ProgPoW prompts another Ethereum governance row

The Ethereum community has, once again, spent the weekend arguing about governance. But maybe that’s a good thing?

By Adriana Hamacher

4 min read

“Ethereum governance has failed,” Ethereum core developer and project manager Lane Rettig tweeted on Saturday. “We are a de facto technocracy, where a small group of technocrats, the core devs, have final say over what goes into the protocol.”

Ethereum governance may sound dull and boring but—beyond the technology—it’s arguably the most crucial aspect of development for the second largest blockchain by market cap. This was recently underscored when consensus to go ahead was tentatively agreed for ProgPoW in January.  ProgPow, as you of course know, is a controversial upgrade proposal that would minimize the advantage enjoyed by so-called ASICs—chips optimized for faster mining and employed by large mining farms— and tilt the balance in favor of GPU miners.  

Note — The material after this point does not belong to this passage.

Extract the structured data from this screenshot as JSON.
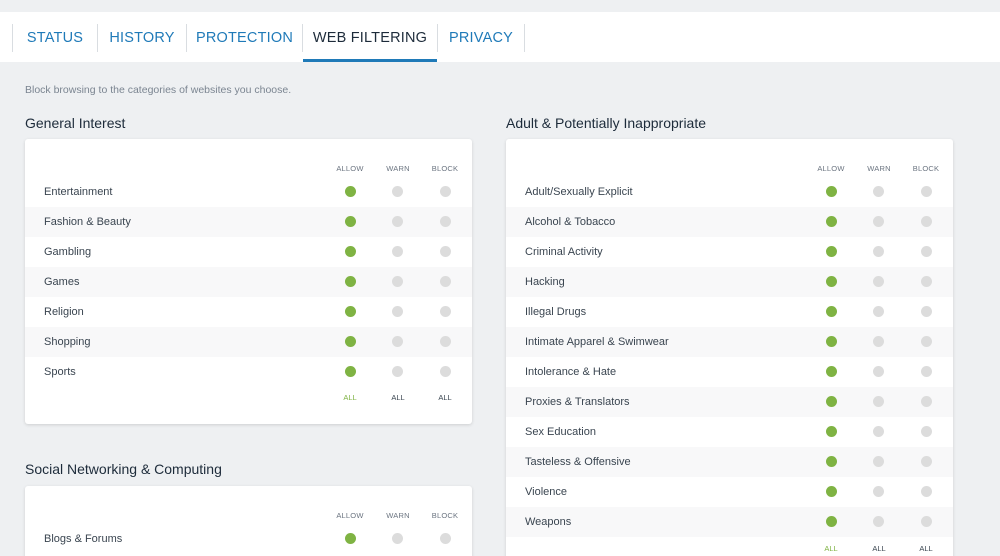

One of the most interesting aspects of the Ethereum platform is that has no centralized decision-making process. Like other improvement proposals, ProgPoW was debated both online and via biweekly core developer calls until a consensus is deemed to be reached. How that happened, and whether community members were given enough of a voice, has been the subject of much debate. Now that this is subsiding, the absence of established mechanisms for dealing with this sort of thing is taking its place.

Rettig, who is part of the project management group known as the Ethereum Cat Herders, has been at the center of the governance row. He had clearly reached breaking point when he posted his weekend tweet, followed by a stream of others to explain his reasoning.

Essentially, developers are not keen to make decisions on non-technical issues, which are political in nature and the Ethereum Foundation, will not step up to the plate for decision making, for fear of taking sides. It is, in fact, trying to move further into the shadows.

As a result, Rettig complained that the options that were open to Ethereum were unattractive, ranging from giving up on the project altogether to: “Admit that decentralized governance does not work—yet—but that we might someday figure it out. Fall back on centralized governance for the time being.”

It was this last option that garnered the most community support and ignited a huge debate:

“The blockchain was born out of governance crisis, and is destined to grow up in governance crisis,” tweeted developer Vlad Zamfir, prosaically.

“It's not failing, it was never set up to deal with changes that are driven by non-technical considerations, and people have regrettably been trying to use a system for tech changes to make non-technically motivated decisions,” he added later.

He then urged working through the legal and political challenges and in his latest pronouncement, today, determined that a new lobby group be formed “to put direct pressure on the relevant actors to virtually guarantee that desirable changes to the Ethereum protocol will be implemented, deployed and adopted ASAP.” Not everyone was convinced that it was an April Fools.

Others came out in favor of the mixed approach, with centralized elements to the decision making. “The best economies are mixed economies,” tweeted computer programmer and writer, Steve Randy Waldman. The decentralized elements check the centralized elements, make it difficult for them to act in arbitrary and harmful ways.”

Kristy Leigh Minehan, the spokesperson for the developers responsible for ProgPow, also chimed in. She highlighted problems that the community was experiencing in communicating with the Ethereum Foundation, in particular. She warned that the community was living in a bubble, and that “real businesses” were looking at Ethereum and its governance processes in complete bewilderment.

Minehan also warned that dire consequences would come from not listening to the community. “Miners control the network—they will just fork.” she tweeted. “They're sick of being told they do not matter, that they are scum, that they should rot, after years of investing in your network with the hardware YOU ADVERTISED ON THE WEBSITE.”

ProgPoW, meanwhile, isn't going away. Because it appears that promised audits of the controversial update are not in hand. The community had predetermined that these were necessary for the update to go ahead. But, during his tweetstorm, Rettig said that not enough money has been raised to date to fund the audits “for lack of a clear signal from some authority blessing them.”

Crypto lawyer and cynic Preston Byrne marked the occasion with a 562-tweet-long storm (at least he promised 562, we take him at his word.) “Marmotcoin has governance problems. Serious ones. And we need to fix them. 1/562….” By number 103 he was tweeting that the Wu-Tang Clan's involvement had replaced proof-of-stake with “a post-quantum ‘Liquid Swords’ algo, developed by scientists on Marmota Prime, the marmot home planet.”

If you’re still in the mood for more, the debate continues—live! Check out pscp.tv, where Rettig and TruStory founder, Preethi Kasireddy are still thrashing it out.